Résumé de la décision
M. et Mme A B, résidents à Maurice, ont contesté leur imposition sur le revenu pour l'année 2017, demandant une réduction de leurs cotisations d'impôt. Ils ont soutenu que la majoration de 10% était irrecevable en raison d'une mise en recouvrement tardive, qu'ils devaient pouvoir déduire des cotisations versées à la Caisse des Français de l'étranger, et que leur imposition était discriminatoire par rapport aux résidents français, en violation de la convention fiscale franco-mauricienne.
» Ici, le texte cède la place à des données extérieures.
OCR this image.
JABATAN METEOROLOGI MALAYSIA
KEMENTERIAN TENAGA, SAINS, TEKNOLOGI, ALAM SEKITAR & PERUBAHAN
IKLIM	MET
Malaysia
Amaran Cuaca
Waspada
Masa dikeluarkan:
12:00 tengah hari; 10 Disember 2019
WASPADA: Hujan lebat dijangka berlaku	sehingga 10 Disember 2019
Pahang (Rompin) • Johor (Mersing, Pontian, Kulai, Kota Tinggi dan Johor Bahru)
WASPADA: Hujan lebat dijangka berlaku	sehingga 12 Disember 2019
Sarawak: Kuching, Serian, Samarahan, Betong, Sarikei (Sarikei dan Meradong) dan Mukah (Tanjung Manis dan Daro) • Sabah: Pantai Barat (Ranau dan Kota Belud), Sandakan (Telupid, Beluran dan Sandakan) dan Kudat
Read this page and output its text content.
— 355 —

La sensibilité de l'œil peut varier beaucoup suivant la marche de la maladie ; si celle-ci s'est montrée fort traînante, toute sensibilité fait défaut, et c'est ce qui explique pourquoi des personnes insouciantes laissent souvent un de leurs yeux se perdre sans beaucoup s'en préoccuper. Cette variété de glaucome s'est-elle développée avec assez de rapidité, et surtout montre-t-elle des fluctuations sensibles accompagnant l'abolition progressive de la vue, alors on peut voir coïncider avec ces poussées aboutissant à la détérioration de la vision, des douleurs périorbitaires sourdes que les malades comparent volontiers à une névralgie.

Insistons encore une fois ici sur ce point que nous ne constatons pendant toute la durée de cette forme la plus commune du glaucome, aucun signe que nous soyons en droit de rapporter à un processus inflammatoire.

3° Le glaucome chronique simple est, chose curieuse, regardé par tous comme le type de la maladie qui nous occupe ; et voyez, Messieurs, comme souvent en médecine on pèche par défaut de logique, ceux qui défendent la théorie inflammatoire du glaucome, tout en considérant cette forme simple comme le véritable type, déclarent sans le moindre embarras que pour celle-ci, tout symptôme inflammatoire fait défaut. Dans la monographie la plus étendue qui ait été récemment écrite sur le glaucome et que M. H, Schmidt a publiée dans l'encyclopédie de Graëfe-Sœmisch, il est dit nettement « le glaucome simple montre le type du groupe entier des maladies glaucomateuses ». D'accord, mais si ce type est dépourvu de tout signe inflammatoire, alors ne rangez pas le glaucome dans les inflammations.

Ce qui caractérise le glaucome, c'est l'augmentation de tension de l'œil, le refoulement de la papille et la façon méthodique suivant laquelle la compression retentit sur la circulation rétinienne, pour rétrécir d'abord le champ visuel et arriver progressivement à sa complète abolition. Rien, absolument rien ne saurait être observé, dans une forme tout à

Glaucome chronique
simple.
Le tribunal a rejeté leur requête, considérant que les conclusions sur la majoration étaient irrecevables, que les cotisations versées ne pouvaient pas être déduites, et que les différences de traitement étaient fondées sur le lieu de domiciliation fiscale, non sur la nationalité.
Arguments pertinents
1. Irrecevabilité de la majoration de 10% : Le tribunal a statué que les conclusions relatives à la majoration de 10% étaient irrecevables car elles n'avaient pas été mentionnées dans la réclamation préalable. Selon l'article R. 200-2 du livre des procédures fiscales, "le demandeur ne peut contester devant le tribunal administratif des impositions différentes de celles qu'il a visées dans sa réclamation à l'administration".
2. Déduction des cotisations : Concernant la demande de déduction des cotisations versées à la Caisse des Français de l'étranger, le tribunal a rappelé que, selon l'article 164 A du Code général des impôts, "aucune des charges déductibles du revenu global en application des dispositions du présent code ne peut être déduite" pour les revenus de source française des personnes n'ayant pas leur domicile fiscal en France. Par conséquent, M. et Mme B ne pouvaient pas déduire ces cotisations.
3. Discrimination et convention fiscale : M. et Mme B ont également soutenu que leur imposition violait l'article 25 de la convention fiscale franco-mauricienne, qui prohibe les discriminations basées sur la nationalité. Le tribunal a conclu que les différences de traitement étaient basées sur le lieu de domiciliation fiscale et non sur la nationalité, écartant ainsi ce moyen.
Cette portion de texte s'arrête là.